Now e-ink on the other hand is a newer technology that works kind of like an etch-a-sketch but with many shade of grey. The largest benefit to an e-reader with e-ink technology is it has no backlight and doesn't strain your eyes as much as a traditional backlite LCD screen. The iPad is not using e-ink display, because e-ink is great for simulating a paper page, but has a low refresh rate which makes it impractical for moving video. Also this is an announced product, not a release, other companies have already announced full color e-readers. Something I would expect an "expert on e-readers" to know.
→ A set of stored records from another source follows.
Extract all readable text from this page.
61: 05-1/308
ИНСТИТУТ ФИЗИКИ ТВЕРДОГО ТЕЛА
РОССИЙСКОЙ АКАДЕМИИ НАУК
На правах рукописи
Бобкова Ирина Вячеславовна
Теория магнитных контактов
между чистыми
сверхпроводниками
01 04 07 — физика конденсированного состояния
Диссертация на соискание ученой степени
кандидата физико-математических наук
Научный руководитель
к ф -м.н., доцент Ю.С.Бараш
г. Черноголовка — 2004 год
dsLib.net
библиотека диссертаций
Sorry Fiddler but it seems to me like you are far less an expert on e-readers and much more of an Apple fanboy. That pic of you dressed just like Steve Jobs only in a grey turtleneck instead of black kind of cements that opinion for me.
Just think how great life will be when Steve Jobs finally invents the iWheel, or iSliced Bread.
Hey but think of all the other things you can do with the iPad listen to music (all e-readers I have seen play music) surf the web, but just not at the same time. Maybe Steve could invent multi-tasking for his next iPad, something Amiga had basically perfected in the 80's.
Personally I want an e-reader with e-ink because I stare at a computer monitor all day and don't want to stare at another, which is what an iPad has a traditional LCD monitor.